From an appraisal perspective, this means the program cannot even determine what constitutes a significant activity, let alone evaluate its long-term value.
You cannot measure what you cannot define. And you cannot define what you have not deliberately conceptualized.
The Distributed Document Architecture Problem
The national quantum strategy is not a document. It is a constellation: a 2018 strategic overview, a 2020 community input report, and five years of annual budget supplements. Each was produced by a different entity at a different time for a different purpose. Agency-level plans that were supposed to be developed and integrated into an overall strategy remain incomplete as of August 2025.
The strategy is, in practice, a collection of planning intentions rather than a unified planning document.
Performance Measurement as Information Design
The absence of performance measures in the NQI planning documents is often treated as a management accountability failure, and it is. But from a records and information management perspective, it is also an information design failure. Performance measures are, at their core, a specification of the information the organization needs to produce about itself to know whether it is succeeding.

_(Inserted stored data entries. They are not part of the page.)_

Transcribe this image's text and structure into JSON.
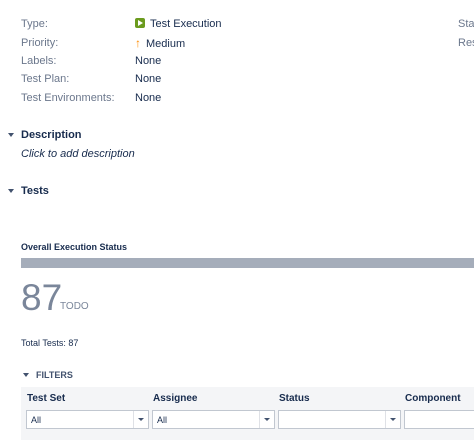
{
  "details": {
    "rows": [
      {
        "label": "Type:",
        "value": "Test Execution"
      },
      {
        "label": "Priority:",
        "value": "Medium"
      },
      {
        "label": "Labels:",
        "value": "None"
      },
      {
        "label": "Test Plan:",
        "value": "None"
      },
      {
        "label": "Test Environments:",
        "value": "None"
      }
    ],
    "right_col": [
      "Stat",
      "Res"
    ]
  },
  "description": {
    "heading": "Description",
    "placeholder": "Click to add description"
  },
  "tests": {
    "heading": "Tests",
    "overall_label": "Overall Execution Status",
    "progress_todo_fraction": 1.0,
    "todo_count": "87",
    "todo_label": "TODO",
    "total_tests": "Total Tests: 87"
  },
  "filters": {
    "toggle_label": "FILTERS",
    "columns": [
      {
        "header": "Test Set",
        "value": "All"
      },
      {
        "header": "Assignee",
        "value": "All"
      },
      {
        "header": "Status",
        "value": ""
      },
      {
        "header": "Component",
        "value": ""
      }
    ]
  },
  "colors": {
    "todo_bar": "#a5adba",
    "type_icon": "#6b9b1e",
    "priority_icon": "#ff8b00"
  },
  "icons": {
    "type": "test-execution-icon",
    "priority": "priority-medium-arrow-icon",
    "toggle": "chevron-down-icon",
    "select": "dropdown-arrow-icon"
  }
}
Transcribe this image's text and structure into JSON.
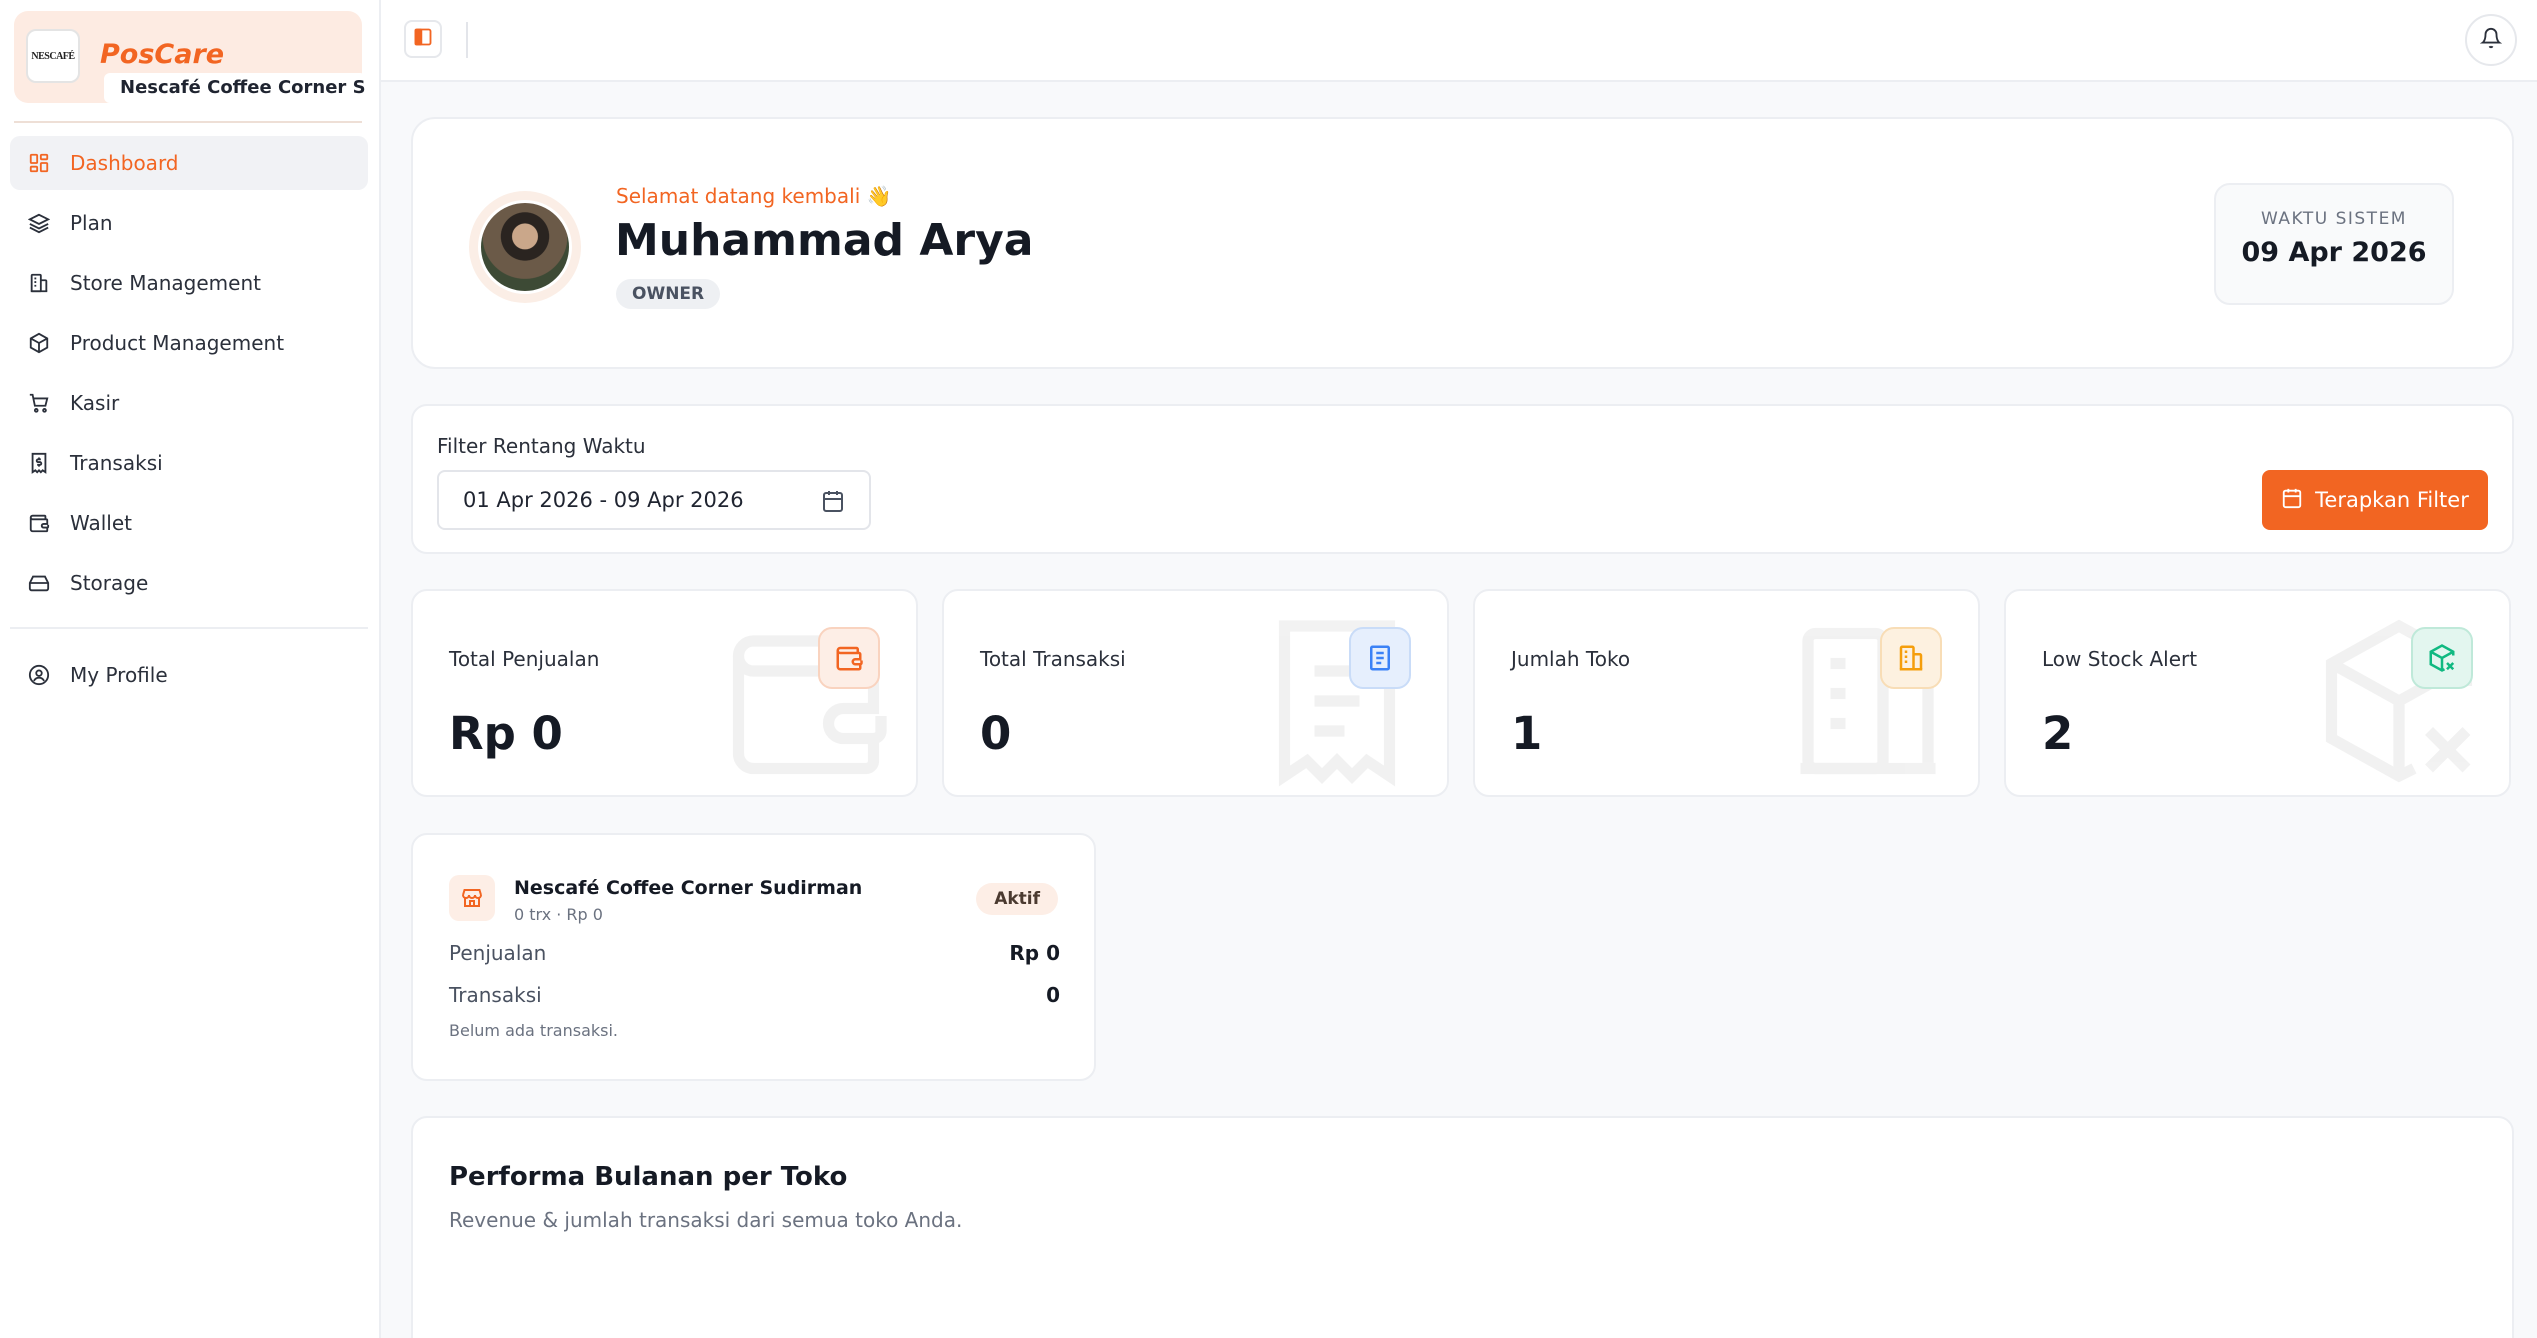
{
  "brand": {
    "logo_text": "NESCAFÉ",
    "app_name": "PosCare",
    "store_name": "Nescafé Coffee Corner Sud..."
  },
  "sidebar": {
    "items": [
      {
        "label": "Dashboard",
        "icon": "dashboard-icon",
        "active": true
      },
      {
        "label": "Plan",
        "icon": "layers-icon"
      },
      {
        "label": "Store Management",
        "icon": "building-icon"
      },
      {
        "label": "Product Management",
        "icon": "package-icon"
      },
      {
        "label": "Kasir",
        "icon": "cart-icon"
      },
      {
        "label": "Transaksi",
        "icon": "receipt-icon"
      },
      {
        "label": "Wallet",
        "icon": "wallet-icon"
      },
      {
        "label": "Storage",
        "icon": "storage-icon"
      }
    ],
    "profile": {
      "label": "My Profile",
      "icon": "user-circle-icon"
    }
  },
  "welcome": {
    "greeting": "Selamat datang kembali 👋",
    "name": "Muhammad Arya",
    "role": "OWNER",
    "time_label": "WAKTU SISTEM",
    "time_value": "09 Apr 2026"
  },
  "filter": {
    "label": "Filter Rentang Waktu",
    "range": "01 Apr 2026 - 09 Apr 2026",
    "apply_label": "Terapkan Filter"
  },
  "stats": [
    {
      "title": "Total Penjualan",
      "value": "Rp 0",
      "icon": "wallet-icon",
      "color": "#f26522",
      "bg": "#fdeee6"
    },
    {
      "title": "Total Transaksi",
      "value": "0",
      "icon": "receipt-icon",
      "color": "#3b82f6",
      "bg": "#e6effd"
    },
    {
      "title": "Jumlah Toko",
      "value": "1",
      "icon": "building-icon",
      "color": "#f59e0b",
      "bg": "#fdf1e0"
    },
    {
      "title": "Low Stock Alert",
      "value": "2",
      "icon": "package-x-icon",
      "color": "#10b981",
      "bg": "#e3f6ef"
    }
  ],
  "store": {
    "name": "Nescafé Coffee Corner Sudirman",
    "sub": "0 trx · Rp 0",
    "status": "Aktif",
    "sales_label": "Penjualan",
    "sales_value": "Rp 0",
    "trx_label": "Transaksi",
    "trx_value": "0",
    "note": "Belum ada transaksi."
  },
  "performance": {
    "title": "Performa Bulanan per Toko",
    "subtitle": "Revenue & jumlah transaksi dari semua toko Anda."
  },
  "colors": {
    "accent": "#f26522"
  }
}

The GAO report notes that the annual NQI budget reports describe what agencies are doing but do not identify performance measures to gauge results. This means the reports generate activity data but not outcome data. The information they produce cannot answer the question that matters: whether federal quantum computing investments are producing results at a rate that justifies the expenditure.

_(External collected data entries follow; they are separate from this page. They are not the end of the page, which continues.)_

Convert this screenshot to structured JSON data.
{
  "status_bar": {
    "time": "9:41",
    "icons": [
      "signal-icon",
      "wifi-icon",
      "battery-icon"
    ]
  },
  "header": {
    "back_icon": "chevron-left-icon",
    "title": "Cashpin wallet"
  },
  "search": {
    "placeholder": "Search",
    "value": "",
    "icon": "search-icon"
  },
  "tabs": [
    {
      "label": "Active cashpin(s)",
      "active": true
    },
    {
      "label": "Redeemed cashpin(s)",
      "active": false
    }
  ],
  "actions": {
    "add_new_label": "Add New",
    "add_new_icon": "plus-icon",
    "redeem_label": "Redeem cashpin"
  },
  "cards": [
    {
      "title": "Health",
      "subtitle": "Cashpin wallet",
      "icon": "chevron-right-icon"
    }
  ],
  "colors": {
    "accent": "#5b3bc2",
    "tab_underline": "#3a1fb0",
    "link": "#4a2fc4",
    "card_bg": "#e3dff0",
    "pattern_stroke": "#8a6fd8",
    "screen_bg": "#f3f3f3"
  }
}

The Deeper Problem: Confusing Communication with Records
Beneath all four specific deficits lies a single conceptual error that is extraordinarily common in technically sophisticated organizations: the conflation of communication with records creation.
When smart people talk to each other and reach a shared understanding, it feels like the work is done. The understanding exists. The coordination has occurred.

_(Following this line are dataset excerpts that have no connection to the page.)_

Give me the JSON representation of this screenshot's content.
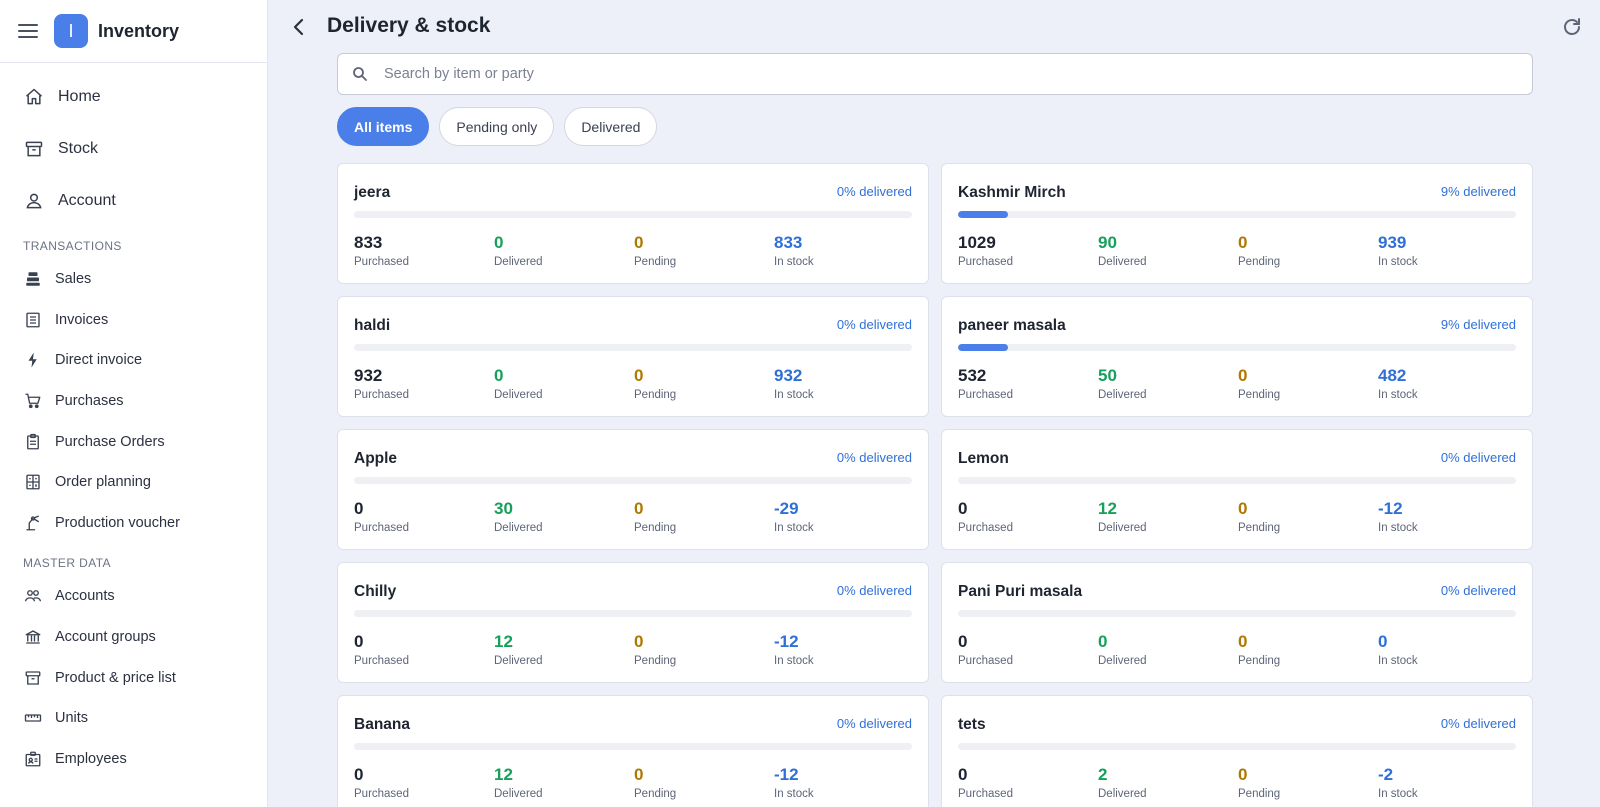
{
  "app": {
    "logo_letter": "I",
    "title": "Inventory"
  },
  "nav_main": [
    {
      "label": "Home",
      "icon": "home-icon"
    },
    {
      "label": "Stock",
      "icon": "archive-icon"
    },
    {
      "label": "Account",
      "icon": "user-icon"
    }
  ],
  "transactions": {
    "title": "TRANSACTIONS",
    "items": [
      {
        "label": "Sales",
        "icon": "cash-register-icon"
      },
      {
        "label": "Invoices",
        "icon": "list-icon"
      },
      {
        "label": "Direct invoice",
        "icon": "bolt-icon"
      },
      {
        "label": "Purchases",
        "icon": "cart-icon"
      },
      {
        "label": "Purchase Orders",
        "icon": "clipboard-icon"
      },
      {
        "label": "Order planning",
        "icon": "calculator-icon"
      },
      {
        "label": "Production voucher",
        "icon": "precision-tool-icon"
      }
    ]
  },
  "master_data": {
    "title": "MASTER DATA",
    "items": [
      {
        "label": "Accounts",
        "icon": "users-icon"
      },
      {
        "label": "Account groups",
        "icon": "bank-icon"
      },
      {
        "label": "Product & price list",
        "icon": "archive-icon"
      },
      {
        "label": "Units",
        "icon": "ruler-icon"
      },
      {
        "label": "Employees",
        "icon": "badge-icon"
      }
    ]
  },
  "header": {
    "title": "Delivery & stock"
  },
  "search": {
    "placeholder": "Search by item or party",
    "value": ""
  },
  "filters": [
    {
      "label": "All items",
      "active": true
    },
    {
      "label": "Pending only",
      "active": false
    },
    {
      "label": "Delivered",
      "active": false
    }
  ],
  "captions": {
    "purchased": "Purchased",
    "delivered": "Delivered",
    "pending": "Pending",
    "in_stock": "In stock"
  },
  "items": [
    {
      "name": "jeera",
      "pct_label": "0% delivered",
      "progress": 0,
      "purchased": "833",
      "delivered": "0",
      "pending": "0",
      "in_stock": "833"
    },
    {
      "name": "Kashmir Mirch",
      "pct_label": "9% delivered",
      "progress": 9,
      "purchased": "1029",
      "delivered": "90",
      "pending": "0",
      "in_stock": "939"
    },
    {
      "name": "haldi",
      "pct_label": "0% delivered",
      "progress": 0,
      "purchased": "932",
      "delivered": "0",
      "pending": "0",
      "in_stock": "932"
    },
    {
      "name": "paneer masala",
      "pct_label": "9% delivered",
      "progress": 9,
      "purchased": "532",
      "delivered": "50",
      "pending": "0",
      "in_stock": "482"
    },
    {
      "name": "Apple",
      "pct_label": "0% delivered",
      "progress": 0,
      "purchased": "0",
      "delivered": "30",
      "pending": "0",
      "in_stock": "-29"
    },
    {
      "name": "Lemon",
      "pct_label": "0% delivered",
      "progress": 0,
      "purchased": "0",
      "delivered": "12",
      "pending": "0",
      "in_stock": "-12"
    },
    {
      "name": "Chilly",
      "pct_label": "0% delivered",
      "progress": 0,
      "purchased": "0",
      "delivered": "12",
      "pending": "0",
      "in_stock": "-12"
    },
    {
      "name": "Pani Puri masala",
      "pct_label": "0% delivered",
      "progress": 0,
      "purchased": "0",
      "delivered": "0",
      "pending": "0",
      "in_stock": "0"
    },
    {
      "name": "Banana",
      "pct_label": "0% delivered",
      "progress": 0,
      "purchased": "0",
      "delivered": "12",
      "pending": "0",
      "in_stock": "-12"
    },
    {
      "name": "tets",
      "pct_label": "0% delivered",
      "progress": 0,
      "purchased": "0",
      "delivered": "2",
      "pending": "0",
      "in_stock": "-2"
    }
  ]
}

What is needed is for the participants to externalize that understanding: capture it in a form that is independent of the people who reached it, accessible to those who were not present, and durable over time and across organizational change.
Tacit knowledge is valuable and irreplaceable in the moment. It is catastrophic as the primary vessel for a ten-year, multi-billion-dollar national technology strategy.
What Good Looks Like
The visible outputs—reports, dashboards, metrics—are downstream of invisible infrastructure: ontologies, taxonomies, metadata schemas, and classification systems.
When that infrastructure is missing, you get what the GAO report describes: information that is useful, but incomplete, inconsistent, and non-integrated.
Without defined records, there is no basis for disposition—only indefinite accumulation or premature loss.
The Audit That Should Have Been Unnecessary
GAO-26-107759 should not have needed to be written. The requirements it evaluates against were all mandated by the National Quantum Initiative Act. The law specified what information the program needed to produce about itself. The program did not produce it.
What is missing is not the knowledge to build this infrastructure.
It is the recognition that building it is as critical as the technology itself.
America is building quantum computers without building the records and information systems required to demonstrate, evaluate, and be accountable for what it is building.
That is the finding.
The tools to address it have been available for decades.
The question is whether anyone in a position to act will decide to use them.